The Enneagram: the least likely most useful thing I have encountered….

By temperament and culture, I am not given to “new age” thinking. If it came out of California and it isn’t a pair of Levi’s, it starts out with two strikes against it. There are no crystals in my apartment, unless I am indulging a nerd toy of a crystal diode radio (soon to be harder to find, since Radio Shack seems to be circling the corporate debt drain.) We speak Nerd in the Godfrey household, militantly so; bury us with our 20-sided dice.

Perhaps the only inside joke that my children’s mother and I still treasure from our marriage was our disbelief at fellow B&Bers in Canada sitting around the breakfast table talking, in all seriousness, about their “kundalinis rising.” For me, and I think for her, it had about the same level of dramatic irony that pervades the most hilariously indecent of SNL skits, but no one was laughing except me and my then-pregnant then-wife (laughing on the inside, to be polite.) She was at that time religiously conservative, I a secular-minded Nerd, but we found common ground at our near-inability to keep from bursting out laughing hearing our fellow guests holding forth on how their kundalini would rise up from their insides.

It is with this hard-nosed, woo-hostile outlook that I encourage (especially to attorneys) an open mind toward a model of human personality known as the Enneagram of Personality, and to examine the evidence for it and against it.

No single blog post can do justice to this model, but in summary, the model posits nine (Greek: ἐννέα) personality types with certain strengths and weaknesses, very roughly as follows:

  1. The Reformer – someone with a sense of mission (examples: Confucius, Pope John Paul II, Meryl Streep, Jimmy Carter)
  2. The Helper – someone with a desire to be needed by others (examples: Leo Buscaglia, Pope John XXIII, John Denver, Elizabeth Taylor, Dolly Parton, Mother Teresa)
  3. The Achiever – someone ambitious and highly driven for advancement (examples: Augustus Caesar, Muhammad Ali, Bill Clinton, Taylor Swift, Barbra Streisand)
  4. The Individualist – someone sensitive and seeking identity/personal significance (examples: Edgar Allen Poe, Sarah McLachlan, Amy Winehouse, Billie Holliday, Janis Joplin, Marlon Brando, Prince)
  5. The Investigator – someone intensely cerebral, eccentric, isolated (examples: Albert Einstein, Mark Zuckerberg, Bobby Fischer, Ursula LeGuin, Jodie Foster, Jane Goodall)
  6. The Loyalist – someone oriented towards security and relief of anxiety (examples: Chris Rock, Richard Nixon, George H.W. Bush, Dustin Hoffman, Woody Allen, Sally Field, Jennifer Aniston, Ellen DeGeneres)
  7. The Enthusiast – someone extroverted seeking variety and new experiences (examples: Mozart, Richard Branson, Sarah Palin, Bette Midler, Robin Williams, Joe Biden, Timothy Leary)
  8. The Challenger – someone dominating, confrontational and decisive (examples: John Wayne, Dr. Martin Luther King, Jr., Roseanne Barr, Tony Soprano, Humphrey Bogart, Susan Sarandon, Serena Williams)
  9. The Peacemaker – someone easygoing, conflict-averse, supportive (examples: Ronald Reagan, Gerald Ford, Jimmy Stewart, Sophia Loren, Homer Simpson.)

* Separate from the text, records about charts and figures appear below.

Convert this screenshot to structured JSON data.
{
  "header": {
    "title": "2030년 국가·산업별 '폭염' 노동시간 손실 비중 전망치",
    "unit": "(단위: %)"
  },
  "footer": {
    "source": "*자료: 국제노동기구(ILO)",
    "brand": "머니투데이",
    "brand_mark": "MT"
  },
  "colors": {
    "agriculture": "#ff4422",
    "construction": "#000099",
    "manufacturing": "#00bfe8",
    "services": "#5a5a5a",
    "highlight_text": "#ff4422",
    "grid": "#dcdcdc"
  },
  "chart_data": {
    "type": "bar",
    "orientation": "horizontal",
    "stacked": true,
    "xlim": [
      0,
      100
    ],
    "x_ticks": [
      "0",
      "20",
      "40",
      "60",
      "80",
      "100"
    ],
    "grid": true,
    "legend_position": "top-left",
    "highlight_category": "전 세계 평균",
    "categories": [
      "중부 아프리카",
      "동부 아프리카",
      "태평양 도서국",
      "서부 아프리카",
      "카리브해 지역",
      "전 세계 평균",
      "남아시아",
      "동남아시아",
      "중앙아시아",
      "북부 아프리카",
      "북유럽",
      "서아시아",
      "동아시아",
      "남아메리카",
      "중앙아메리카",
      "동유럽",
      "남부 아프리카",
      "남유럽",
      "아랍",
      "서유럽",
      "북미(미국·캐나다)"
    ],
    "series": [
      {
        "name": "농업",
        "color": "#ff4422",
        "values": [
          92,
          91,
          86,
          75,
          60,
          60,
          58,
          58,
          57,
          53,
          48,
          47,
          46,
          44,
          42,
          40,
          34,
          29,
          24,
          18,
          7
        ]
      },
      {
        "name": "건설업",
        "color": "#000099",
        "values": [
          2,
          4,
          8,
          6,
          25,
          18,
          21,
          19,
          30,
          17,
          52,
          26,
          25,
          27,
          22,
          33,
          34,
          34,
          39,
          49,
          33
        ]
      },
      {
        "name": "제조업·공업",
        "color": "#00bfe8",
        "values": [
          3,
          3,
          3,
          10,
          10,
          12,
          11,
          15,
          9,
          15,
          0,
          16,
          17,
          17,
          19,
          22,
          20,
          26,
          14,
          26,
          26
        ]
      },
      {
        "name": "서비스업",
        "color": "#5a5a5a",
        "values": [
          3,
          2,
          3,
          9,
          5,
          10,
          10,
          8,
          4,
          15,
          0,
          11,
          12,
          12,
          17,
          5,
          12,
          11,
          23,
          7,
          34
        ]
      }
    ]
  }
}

The nine enneatypes are typically portrayed in relation to each other upon an “enneagram” – a geometrical figure of nine points on a circle connected with nine line segments of uneven lengths, representing the purported tendency of personalities at their highest and lowest points to take on some characteristics of other personalities. In some cases, personalities may be on the frontier between types; the model posits that some people may have a “wing” to any adjacent personality type (example: 5 with a 6 wing.) The personality numbers are arbitrary and are NOT intended to rank the enneatypes.

The enneagram and its associated personality models are the creations of G.J. Gurdjieff, Oscar Ichazo and Claudio Naranjo. Some have identified the roots of these personality types in early Christian mysticism and, per one account, even within Homer’s Odyssey among the hazards that Odysseus encountered. Those familiar with Catholic theology may be familiar with the concept of “predominant fault” – the tendency of people to do the wrong things again and again.

There is much more to discuss regarding this personality model, but for my purposes I will state that being able to figure out, reasonably quickly, which personality type I am dealing with has helped me immensely to predict conduct and avoid unnecessary conflicts, to be more forgiving of other people in my life and, unexpectedly, of myself as well.  (I am probably 5 or a 5 with “6 wing”, if it matters to the reader.)  For me, it’s a efficient shorthand, comparable to dividing politics into “left” or “right”.

Rather than indulging further discussion here, I would direct inquiring readers to take an enneagram self-test and see what you think of the results. A common result of taking the test and getting the results is something like “Oh God they really did nail me, didn’t they!” But don’t trust me: see for yourself.  Don’t trust me on this; test and see.